By: Mary Fran Bontempo
This is not a new exercise routine. It’s what has to happen when you finally remove the God-awful wallpaper that’s been on your kitchen walls since 1993 before you can paint those same walls a nice, soothing, solid color that has nothing to do with paisley, or Victorianna, or any of the other crap I mistakenly doused my home with two decades ago.
Yes, it’s been two decades since I redid my kitchen, as well as other rooms in my house.
Oh, I would have liked to have done something about all of it sooner, but things–like kids, and college, and an economy that sucked the life out of our finances–intervened.
So the wallpaper stayed, as did the hokey, yawn-inducing Americana in the family room, along with the duck decoys (yes, we have duck decoys), and the rooster on the dining room table that I thought conjured the French countryside in my Pennsylvania dining room. It didn’t.
Thankfully, the economy is finally turning around, which means there’s a little money available to drag the house into the twenty-first century. Unless, that is, two of your children are getting married within the next six months.
Which explains why I was first scraping off the wallpaper, then scrubbing the walls to remove the glue. And which also explains why I will be the one painting the walls once my son (God love him) spackles and sands the walls, after which I will likely also have to wash every dish, glass, pot, pan, fork, spoon and knife in the kitchen.
I am exhausted. Tired enough that you would think I’d fall into a dreamless, deep sleep at night. But no, my dreams are the stuff of fantasies. Wild, exciting fantasies.
I dream about men. Workmen.
Men who will come into my home, saggy jeans and butt cracks in full view, and do all of this crap for me.
Men who will smell like sweat, leave a trail of dirt in their wake and ask to use the bathroom, which I will promptly scrub when they leave.
Men who show up not with flowers, chocolate or jewelry to woo me, but with grimy pick-up trucks, tool belts and drop cloths.
When morning comes, I reluctantly open my eyes, knowing full well that the hotties who have graced my slumber are nothing more than figments dreamed up by my exhausted, feverish mind.

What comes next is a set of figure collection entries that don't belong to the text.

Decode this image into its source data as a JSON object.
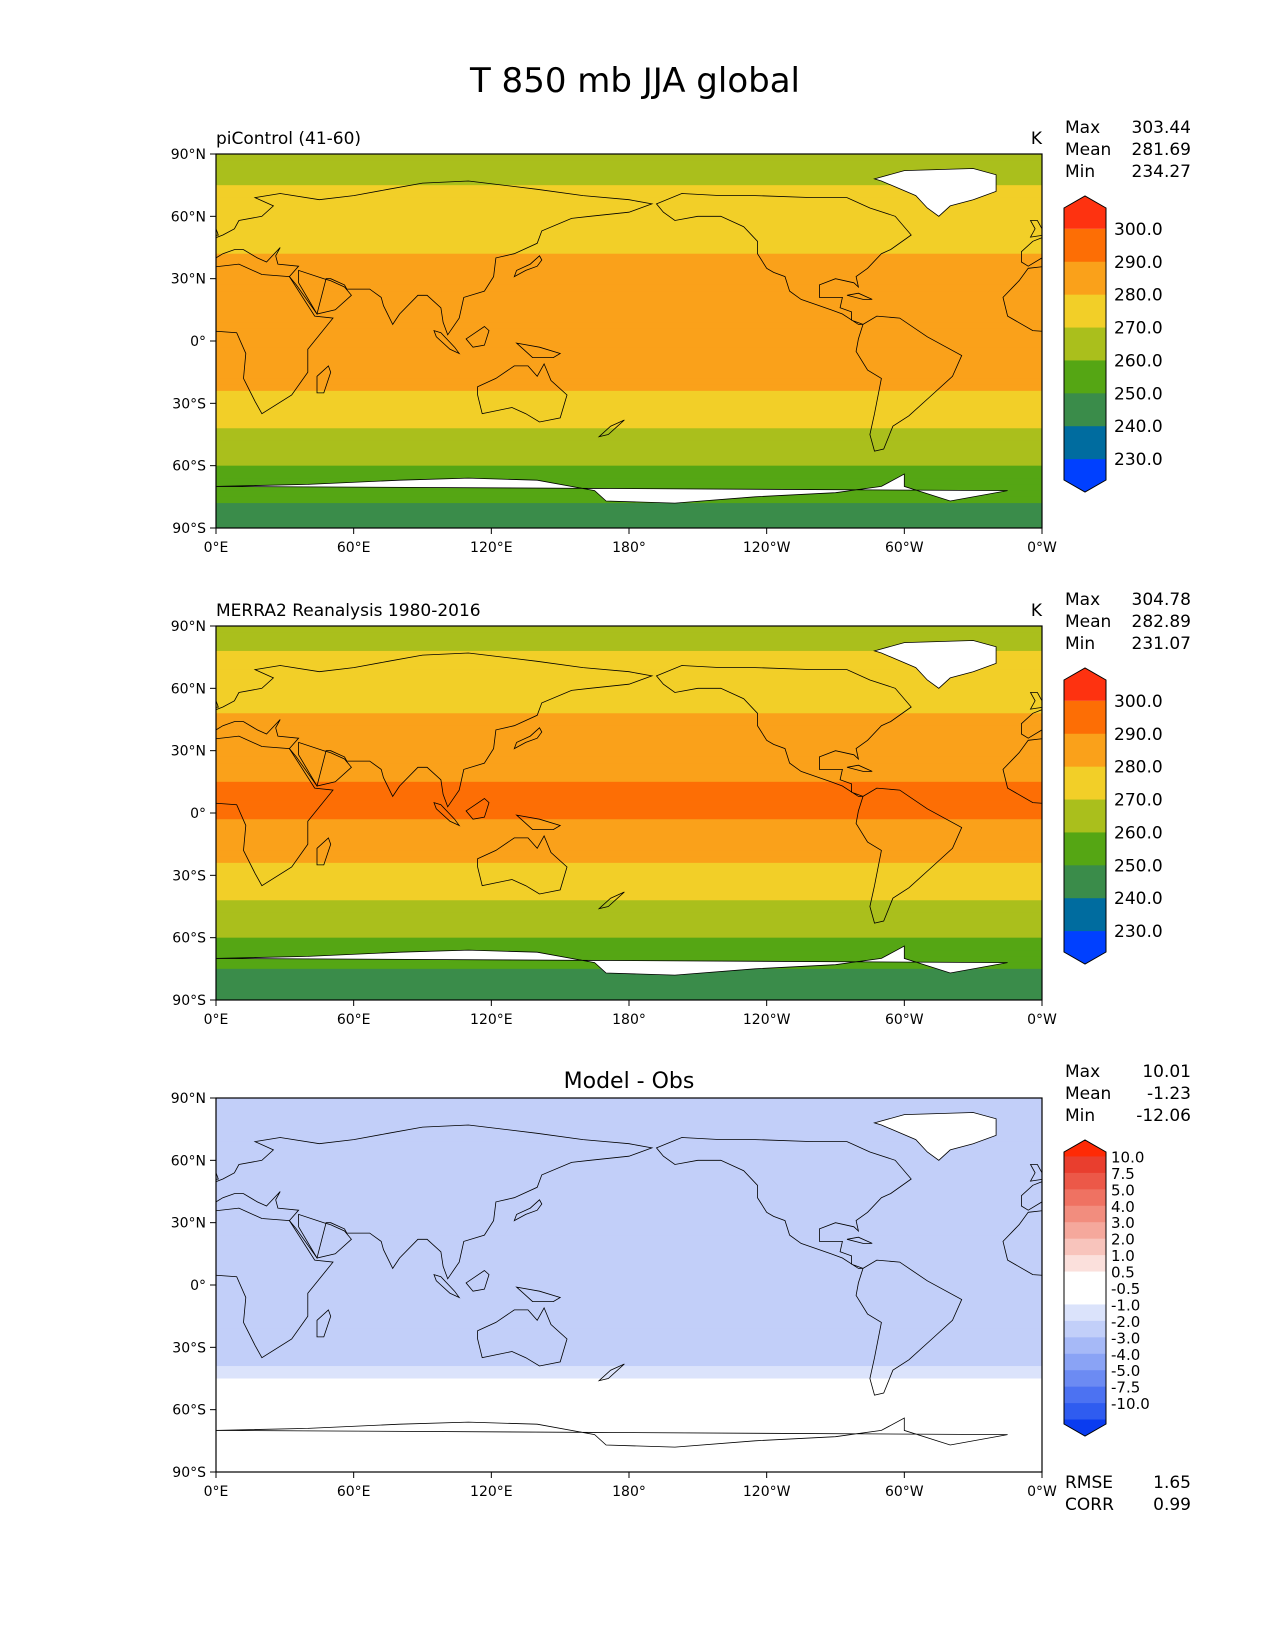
{
  "figure": {
    "title": "T 850 mb JJA global"
  },
  "colors": {
    "abs_scale": [
      "#0040ff",
      "#006c9f",
      "#3a8c4a",
      "#55a614",
      "#aabf1c",
      "#f2cf28",
      "#faa11a",
      "#fd6e05",
      "#fe3210"
    ],
    "diff_scale": [
      "#0a3cf0",
      "#2f5cf0",
      "#4c72f2",
      "#6c8bf3",
      "#8aa3f5",
      "#a6b9f7",
      "#c2cff9",
      "#dbe3fb",
      "#ffffff",
      "#ffffff",
      "#fbe0dc",
      "#f8c4bc",
      "#f5a89c",
      "#f28d7e",
      "#ef7262",
      "#ec5848",
      "#e93e2e",
      "#fe2a05"
    ],
    "landmask": "#ffffff",
    "coast": "#000000"
  },
  "axes": {
    "lat_ticks": [
      "90°N",
      "60°N",
      "30°N",
      "0°",
      "30°S",
      "60°S",
      "90°S"
    ],
    "lon_ticks": [
      "0°E",
      "60°E",
      "120°E",
      "180°",
      "120°W",
      "60°W",
      "0°W"
    ]
  },
  "panels": [
    {
      "left_title": "piControl (41-60)",
      "center_title": "",
      "units": "K",
      "stats": [
        {
          "label": "Max",
          "value": "303.44"
        },
        {
          "label": "Mean",
          "value": "281.69"
        },
        {
          "label": "Min",
          "value": "234.27"
        }
      ],
      "colorbar": {
        "tick_labels": [
          "300.0",
          "290.0",
          "280.0",
          "270.0",
          "260.0",
          "250.0",
          "240.0",
          "230.0"
        ]
      },
      "footer": []
    },
    {
      "left_title": "MERRA2 Reanalysis 1980-2016",
      "center_title": "",
      "units": "K",
      "stats": [
        {
          "label": "Max",
          "value": "304.78"
        },
        {
          "label": "Mean",
          "value": "282.89"
        },
        {
          "label": "Min",
          "value": "231.07"
        }
      ],
      "colorbar": {
        "tick_labels": [
          "300.0",
          "290.0",
          "280.0",
          "270.0",
          "260.0",
          "250.0",
          "240.0",
          "230.0"
        ]
      },
      "footer": []
    },
    {
      "left_title": "",
      "center_title": "Model - Obs",
      "units": "",
      "stats": [
        {
          "label": "Max",
          "value": "10.01"
        },
        {
          "label": "Mean",
          "value": "-1.23"
        },
        {
          "label": "Min",
          "value": "-12.06"
        }
      ],
      "colorbar": {
        "tick_labels": [
          "10.0",
          "7.5",
          "5.0",
          "4.0",
          "3.0",
          "2.0",
          "1.0",
          "0.5",
          "-0.5",
          "-1.0",
          "-2.0",
          "-3.0",
          "-4.0",
          "-5.0",
          "-7.5",
          "-10.0"
        ]
      },
      "footer": [
        {
          "label": "RMSE",
          "value": "1.65"
        },
        {
          "label": "CORR",
          "value": "0.99"
        }
      ]
    }
  ],
  "chart_data": [
    {
      "type": "heatmap",
      "title": "piControl (41-60)",
      "units": "K",
      "xlim": [
        0,
        360
      ],
      "ylim": [
        -90,
        90
      ],
      "levels": [
        230,
        240,
        250,
        260,
        270,
        280,
        290,
        300
      ],
      "zonal_profile": {
        "lat": [
          90,
          75,
          60,
          45,
          30,
          15,
          0,
          -15,
          -30,
          -45,
          -60,
          -75,
          -90
        ],
        "value": [
          262,
          270,
          275,
          279,
          286,
          288,
          289,
          285,
          276,
          268,
          260,
          252,
          245
        ]
      },
      "stats": {
        "max": 303.44,
        "mean": 281.69,
        "min": 234.27
      }
    },
    {
      "type": "heatmap",
      "title": "MERRA2 Reanalysis 1980-2016",
      "units": "K",
      "xlim": [
        0,
        360
      ],
      "ylim": [
        -90,
        90
      ],
      "levels": [
        230,
        240,
        250,
        260,
        270,
        280,
        290,
        300
      ],
      "zonal_profile": {
        "lat": [
          90,
          75,
          60,
          45,
          30,
          15,
          0,
          -15,
          -30,
          -45,
          -60,
          -75,
          -90
        ],
        "value": [
          264,
          272,
          277,
          281,
          288,
          290,
          291,
          286,
          277,
          269,
          261,
          250,
          242
        ]
      },
      "stats": {
        "max": 304.78,
        "mean": 282.89,
        "min": 231.07
      }
    },
    {
      "type": "heatmap",
      "title": "Model - Obs",
      "units": "",
      "xlim": [
        0,
        360
      ],
      "ylim": [
        -90,
        90
      ],
      "levels": [
        -10.0,
        -7.5,
        -5.0,
        -4.0,
        -3.0,
        -2.0,
        -1.0,
        -0.5,
        0.5,
        1.0,
        2.0,
        3.0,
        4.0,
        5.0,
        7.5,
        10.0
      ],
      "zonal_profile": {
        "lat": [
          90,
          75,
          60,
          45,
          30,
          15,
          0,
          -15,
          -30,
          -45,
          -60,
          -75,
          -90
        ],
        "value": [
          -1.5,
          -1.8,
          -1.5,
          -1.0,
          -1.2,
          -1.0,
          -1.5,
          -1.5,
          -1.8,
          -0.5,
          0.8,
          1.0,
          0.0
        ]
      },
      "stats": {
        "max": 10.01,
        "mean": -1.23,
        "min": -12.06,
        "rmse": 1.65,
        "corr": 0.99
      }
    }
  ]
}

I used to dream about George Clooney. These days, my heart flutters at the thought of a guy named Walt, or Chuck, or Pete, who will amble up to my door, fix all my stuff and hand me a bill that’s at least a hundred dollars less than I thought it would be. Be still my heart.
But a dream is just a dream and I’ve got a kitchen to finish. If you need me, I’ll be the one wearing the industrial gloves, slopping around a bucket of hot water and scrubbing the walls. Just call me Walt.